La IA no nos hace más productivos, nos hace más dependientes

Publicado 15 de mayo de 2026
Última modificación 15 de mayo de 2026

Sorpresa: La IA no nos está haciendo más productivos. Nos está haciendo más dependientes más rápido.

Llevamos meses donde la IA y los LLMs ha cambiado el desarrollo de software de forma visible. Nuevas herramientas, nuevos flujos, nuevas empresas construidas sobre modelos de lenguaje. Y la palabra que más se repite: productividad.

Pero hay algo que no cuadra.

Aaron Benanav lleva años mostrando que el problema de la productividad no es la falta de innovación. Es que su difusión exitosa genera sobrecapacidad: demasiados actores produciendo lo mismo, con la misma tecnología, destruyendo el diferencial que hacía rentable innovar. En su análisis reciente sobre IA (2025), señala que las tasas de productividad laboral están cayendo, no subiendo, a pesar de la inversión masiva.

Lo que vemos en el desarrollo de software replica ese patrón de forma acelerada. Todos usamos los mismos modelos, de los mismos proveedores. Las herramientas son las mismas. La "innovación" consiste en aprender a usar mejor una capacidad ajena. No estamos produciendo: estamos consumiendo innovación como si fuera nuestra.

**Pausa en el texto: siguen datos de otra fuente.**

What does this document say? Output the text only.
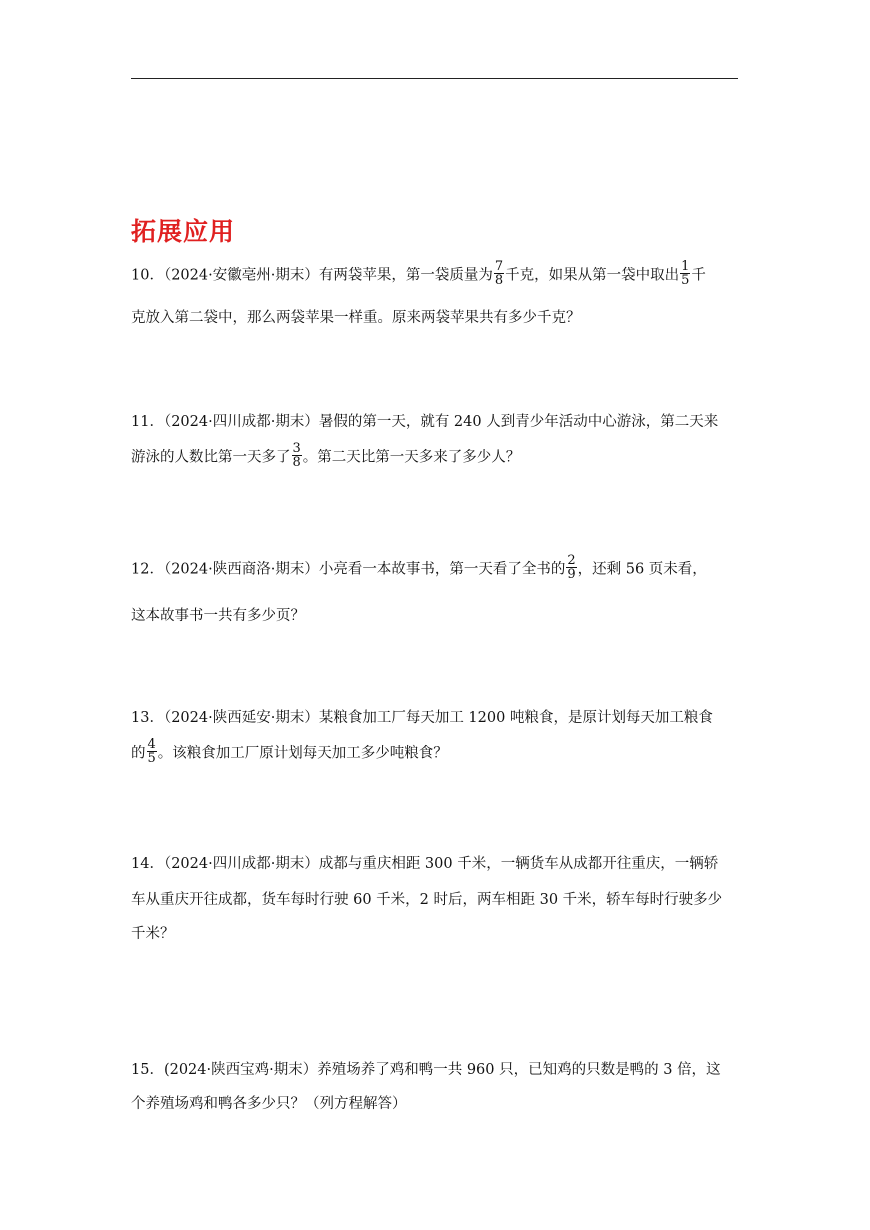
拓展应用
10．（2024·安徽亳州·期末）有两袋苹果，第一袋质量为 $\frac{7}{8}$ 千克，如果从第一袋中取出 $\frac{1}{5}$ 千
克放入第二袋中，那么两袋苹果一样重。原来两袋苹果共有多少千克？
11．（2024·四川成都·期末）暑假的第一天，就有 240 人到青少年活动中心游泳，第二天来
游泳的人数比第一天多了 $\frac{3}{8}$ 。第二天比第一天多来了多少人？
12．（2024·陕西商洛·期末）小亮看一本故事书，第一天看了全书的 $\frac{2}{9}$ ，还剩 56 页未看，
这本故事书一共有多少页？
13．（2024·陕西延安·期末）某粮食加工厂每天加工 1200 吨粮食，是原计划每天加工粮食
的 $\frac{4}{5}$ 。该粮食加工厂原计划每天加工多少吨粮食？
14．（2024·四川成都·期末）成都与重庆相距 300 千米，一辆货车从成都开往重庆，一辆轿
车从重庆开往成都，货车每时行驶 60 千米，2 时后，两车相距 30 千米，轿车每时行驶多少
千米？
15．(2024·陕西宝鸡·期末）养殖场养了鸡和鸭一共 960 只，已知鸡的只数是鸭的 3 倍，这
个养殖场鸡和鸭各多少只？（列方程解答）
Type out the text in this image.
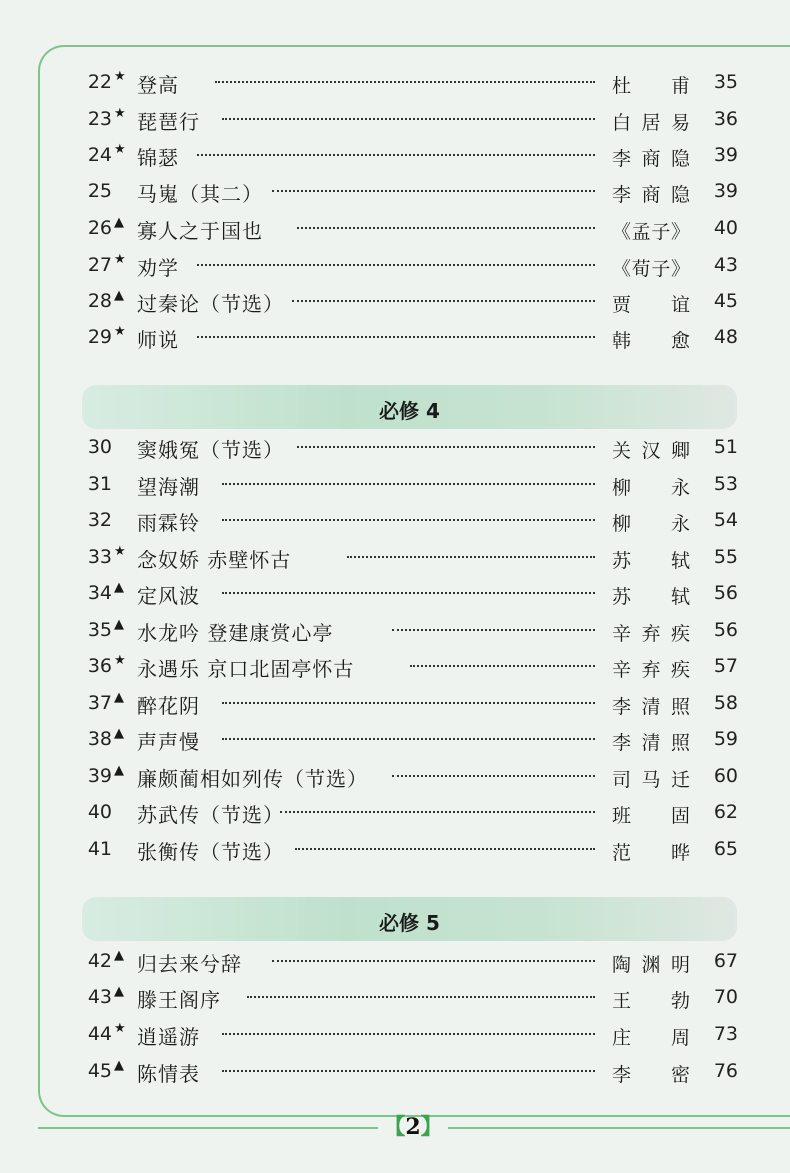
22 ★ 登高	杜 甫	35
23 ★ 琵琶行	白居易	36
24 ★ 锦瑟	李商隐	39
25 马嵬（其二）	李商隐	39
26 ▲ 寡人之于国也	《孟子》	40
27 ★ 劝学	《荀子》	43
28 ▲ 过秦论（节选）	贾 谊	45
29 ★ 师说	韩 愈	48
必修 4
30 窦娥冤（节选）	关汉卿	51
31 望海潮	柳 永	53
32 雨霖铃	柳 永	54
33 ★ 念奴娇 赤壁怀古	苏 轼	55
34 ▲ 定风波	苏 轼	56
35 ▲ 水龙吟 登建康赏心亭	辛弃疾	56
36 ★ 永遇乐 京口北固亭怀古	辛弃疾	57
37 ▲ 醉花阴	李清照	58
38 ▲ 声声慢	李清照	59
39 ▲ 廉颇蔺相如列传（节选）	司马迁	60
40 苏武传（节选）	班 固	62
41 张衡传（节选）	范 晔	65
必修 5
42 ▲ 归去来兮辞	陶渊明	67
43 ▲ 滕王阁序	王 勃	70
44 ★ 逍遥游	庄 周	73
45 ▲ 陈情表	李 密	76
【2】
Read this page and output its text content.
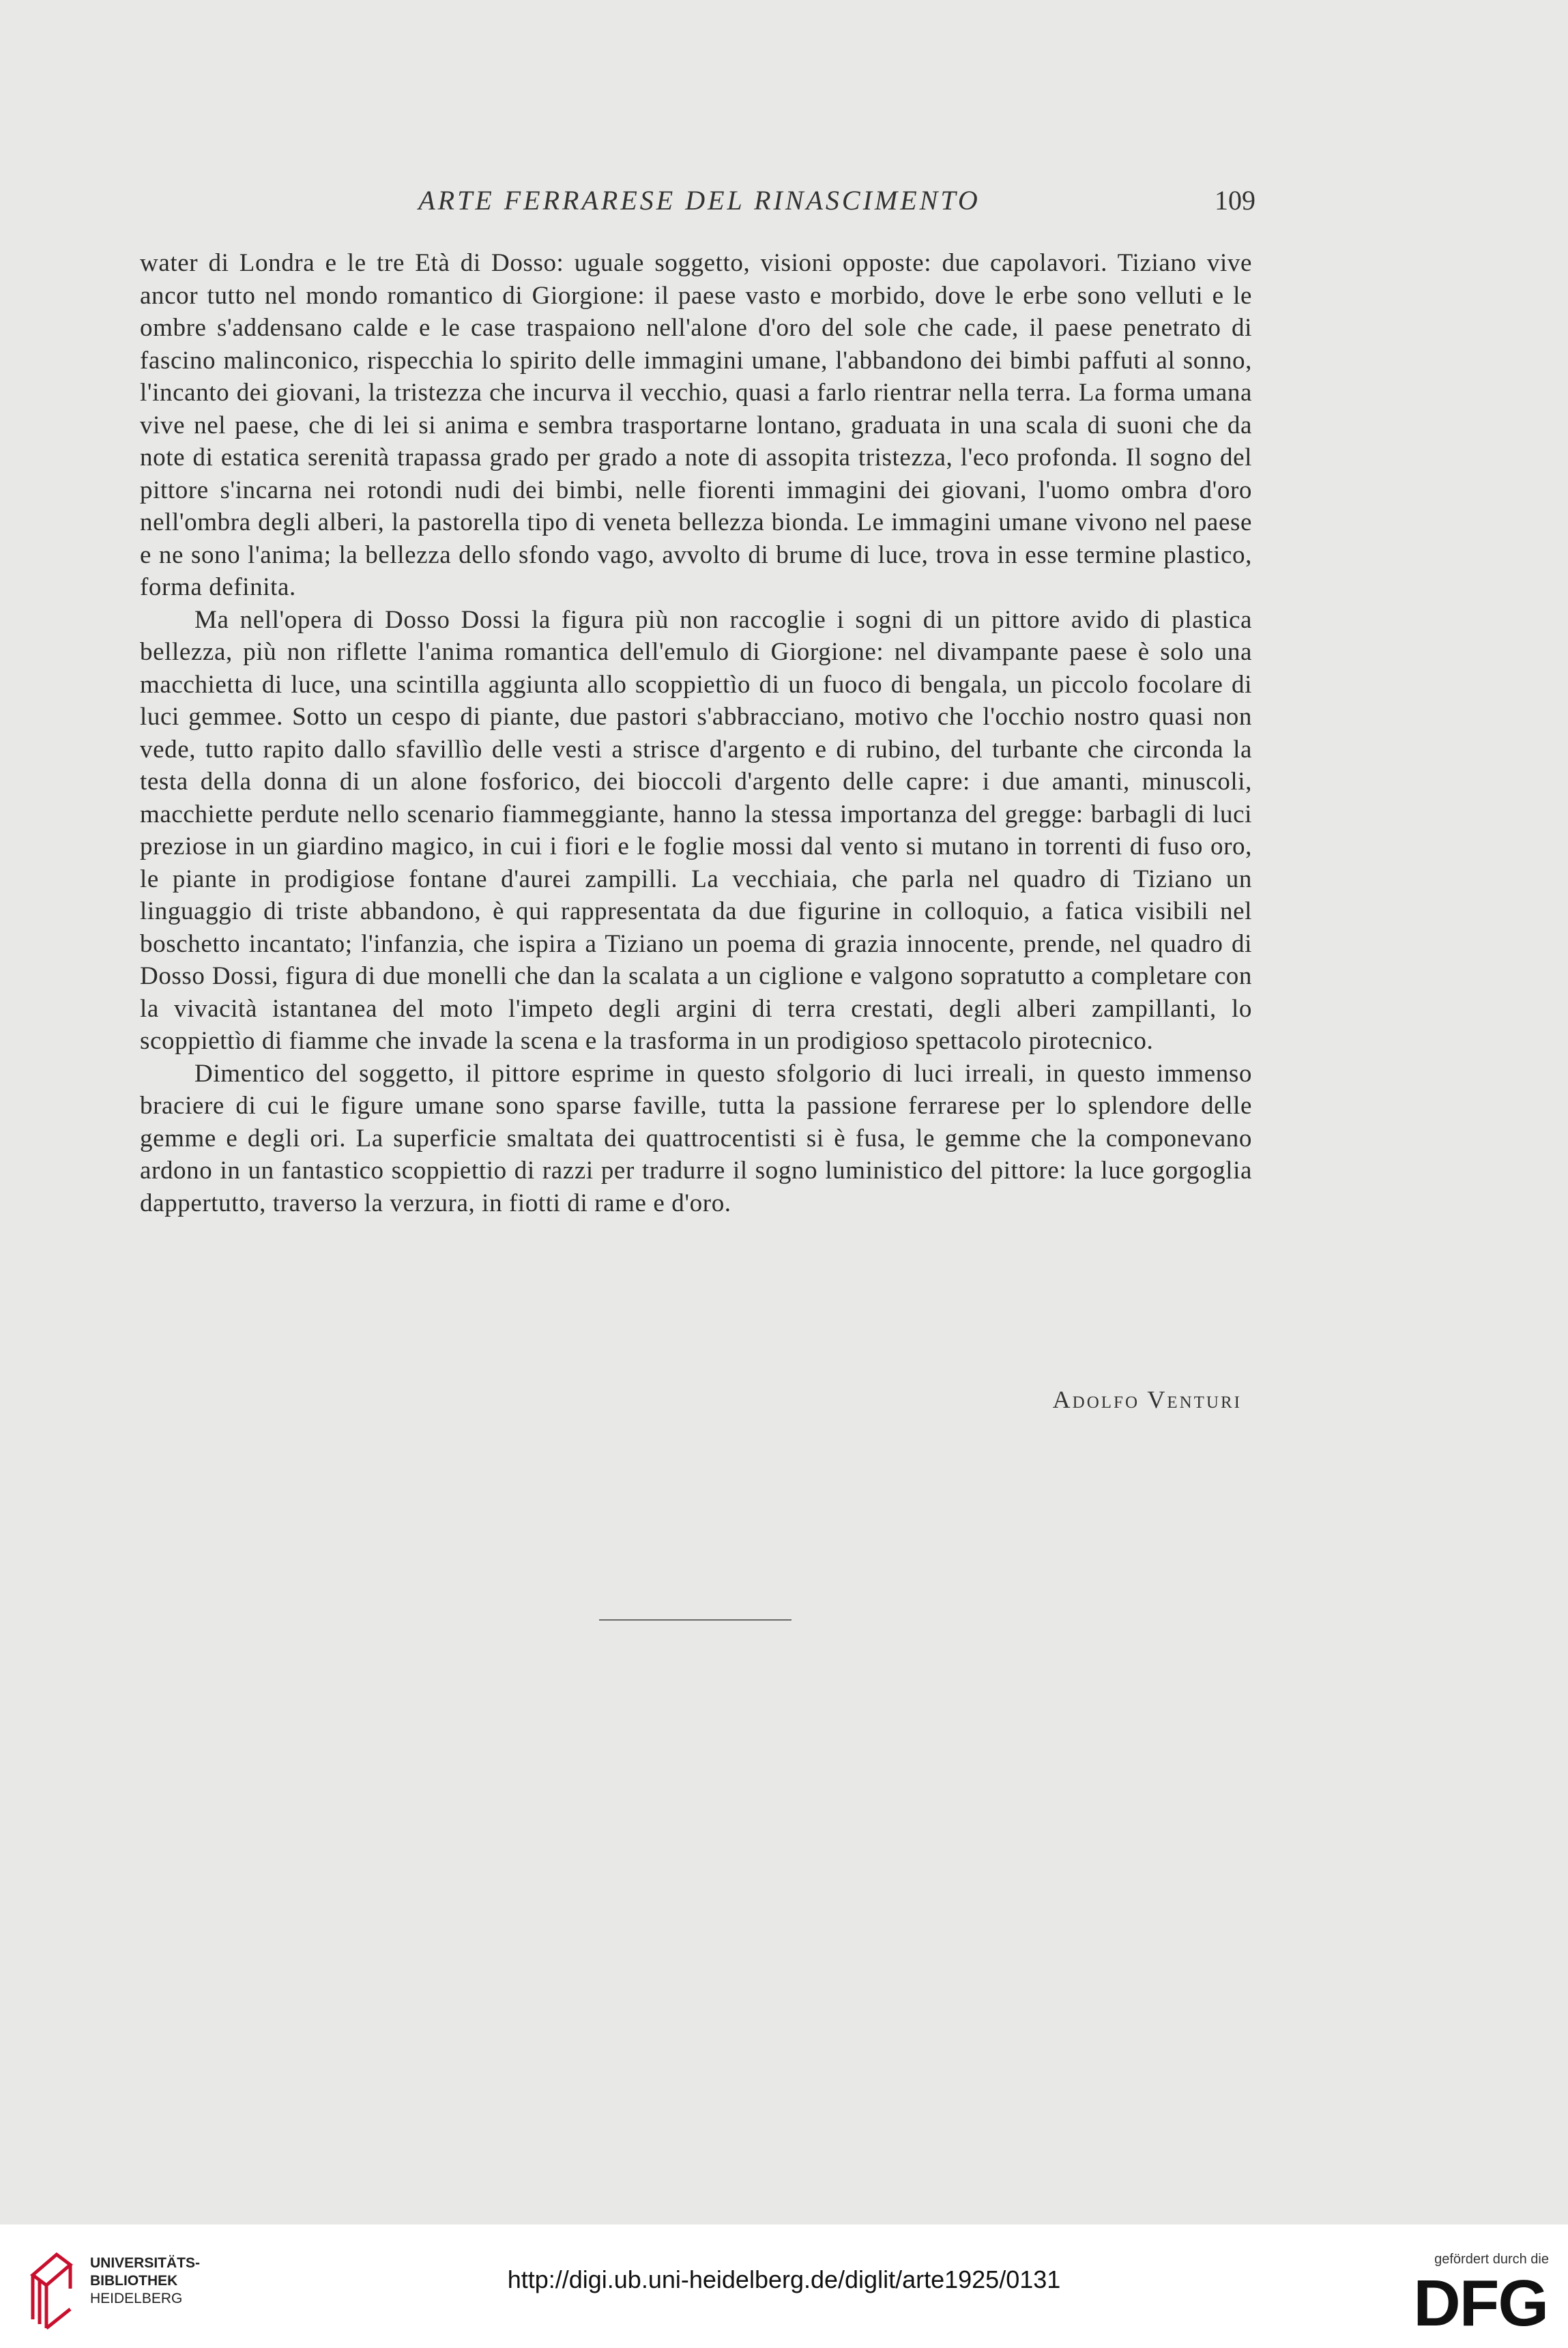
ARTE FERRARESE DEL RINASCIMENTO	109

water di Londra e le tre Età di Dosso: uguale soggetto, visioni opposte: due capolavori. Tiziano vive ancor tutto nel mondo romantico di Giorgione: il paese vasto e morbido, dove le erbe sono velluti e le ombre s'addensano calde e le case traspaiono nell'alone d'oro del sole che cade, il paese penetrato di fascino malinconico, rispecchia lo spirito delle immagini umane, l'abbandono dei bimbi paffuti al sonno, l'incanto dei giovani, la tristezza che incurva il vecchio, quasi a farlo rientrar nella terra. La forma umana vive nel paese, che di lei si anima e sembra trasportarne lontano, graduata in una scala di suoni che da note di estatica serenità trapassa grado per grado a note di assopita tristezza, l'eco profonda. Il sogno del pittore s'incarna nei rotondi nudi dei bimbi, nelle fiorenti immagini dei giovani, l'uomo ombra d'oro nell'ombra degli alberi, la pastorella tipo di veneta bellezza bionda. Le immagini umane vivono nel paese e ne sono l'anima; la bellezza dello sfondo vago, avvolto di brume di luce, trova in esse termine plastico, forma definita.

Ma nell'opera di Dosso Dossi la figura più non raccoglie i sogni di un pittore avido di plastica bellezza, più non riflette l'anima romantica dell'emulo di Giorgione: nel divampante paese è solo una macchietta di luce, una scintilla aggiunta allo scoppiettìo di un fuoco di bengala, un piccolo focolare di luci gemmee. Sotto un cespo di piante, due pastori s'abbracciano, motivo che l'occhio nostro quasi non vede, tutto rapito dallo sfavillìo delle vesti a strisce d'argento e di rubino, del turbante che circonda la testa della donna di un alone fosforico, dei bioccoli d'argento delle capre: i due amanti, minuscoli, macchiette perdute nello scenario fiammeggiante, hanno la stessa importanza del gregge: barbagli di luci preziose in un giardino magico, in cui i fiori e le foglie mossi dal vento si mutano in torrenti di fuso oro, le piante in prodigiose fontane d'aurei zampilli. La vecchiaia, che parla nel quadro di Tiziano un linguaggio di triste abbandono, è qui rappresentata da due figurine in colloquio, a fatica visibili nel boschetto incantato; l'infanzia, che ispira a Tiziano un poema di grazia innocente, prende, nel quadro di Dosso Dossi, figura di due monelli che dan la scalata a un ciglione e valgono sopratutto a completare con la vivacità istantanea del moto l'impeto degli argini di terra crestati, degli alberi zampillanti, lo scoppiettìo di fiamme che invade la scena e la trasforma in un prodigioso spettacolo pirotecnico.

Dimentico del soggetto, il pittore esprime in questo sfolgorio di luci irreali, in questo immenso braciere di cui le figure umane sono sparse faville, tutta la passione ferrarese per lo splendore delle gemme e degli ori. La superficie smaltata dei quattrocentisti si è fusa, le gemme che la componevano ardono in un fantastico scoppiettio di razzi per tradurre il sogno luministico del pittore: la luce gorgoglia dappertutto, traverso la verzura, in fiotti di rame e d'oro.

Adolfo Venturi
UNIVERSITÄTS-
BIBLIOTHEK
HEIDELBERG
http://digi.ub.uni-heidelberg.de/diglit/arte1925/0131
gefördert durch die
DFG
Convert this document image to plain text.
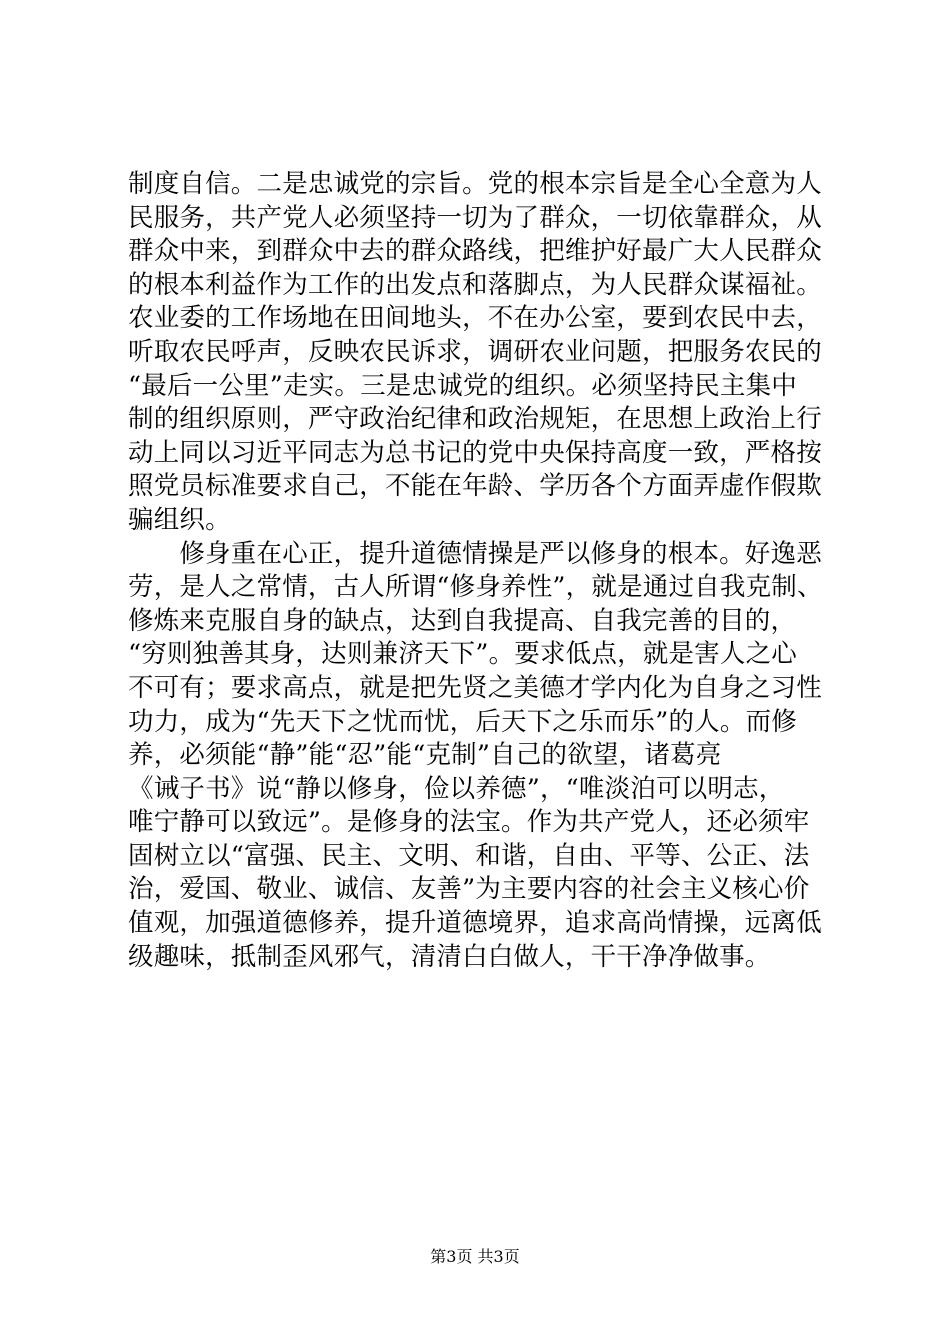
制度自信。二是忠诚党的宗旨。党的根本宗旨是全心全意为人
民服务，共产党人必须坚持一切为了群众，一切依靠群众，从
群众中来，到群众中去的群众路线，把维护好最广大人民群众
的根本利益作为工作的出发点和落脚点，为人民群众谋福祉。
农业委的工作场地在田间地头，不在办公室，要到农民中去，
听取农民呼声，反映农民诉求，调研农业问题，把服务农民的
“最后一公里”走实。三是忠诚党的组织。必须坚持民主集中
制的组织原则，严守政治纪律和政治规矩，在思想上政治上行
动上同以习近平同志为总书记的党中央保持高度一致，严格按
照党员标准要求自己，不能在年龄、学历各个方面弄虚作假欺
骗组织。
　　修身重在心正，提升道德情操是严以修身的根本。好逸恶
劳，是人之常情，古人所谓“修身养性”，就是通过自我克制、
修炼来克服自身的缺点，达到自我提高、自我完善的目的，
“穷则独善其身，达则兼济天下”。要求低点，就是害人之心
不可有；要求高点，就是把先贤之美德才学内化为自身之习性
功力，成为“先天下之忧而忧，后天下之乐而乐”的人。而修
养，必须能“静”能“忍”能“克制”自己的欲望，诸葛亮
《诫子书》说“静以修身，俭以养德”，“唯淡泊可以明志，
唯宁静可以致远”。是修身的法宝。作为共产党人，还必须牢
固树立以“富强、民主、文明、和谐，自由、平等、公正、法
治，爱国、敬业、诚信、友善”为主要内容的社会主义核心价
值观，加强道德修养，提升道德境界，追求高尚情操，远离低
级趣味，抵制歪风邪气，清清白白做人，干干净净做事。
第3页 共3页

Marx llamaba trabajo muerto a lo que se cristaliza en la máquina. Trabajo pasado, congelado, inerte hasta que el trabajo vivo lo reactiva. Los LLMs son exactamente eso: millones de horas de trabajo humano objetivadas en pesos y arquitecturas. Pero ese trabajo muerto no es nuestro. Es trabajo expropiado, de escritores, programadores, usuarios, convertido en capital por tres o cuatro empresas. Y nosotros ponemos el trabajo vivo: nuestra intención, nuestro criterio, nuestro contexto. Por tokens.

El token es la unidad que lo revela todo. No es una palabra. No es un concepto. Es un trozo arbitrario de probabilidad cuyo precio no controlas y cuyo consumo no decides; lo decide el modelo. Cada vez que el proveedor ajusta tarifas, tu "productividad" se mueve sin que hayas cambiado nada. Es un mercado de futuros subvencionados donde la promesa es que mañana será rentable, pero el mañana lo deciden otros.

No digo que no haya valor. Digo que lo que llamamos productividad se parece más otra vez a la fantasía de automatización: la ilusión de que delegamos trabajo cuando en realidad delegamos dependencia.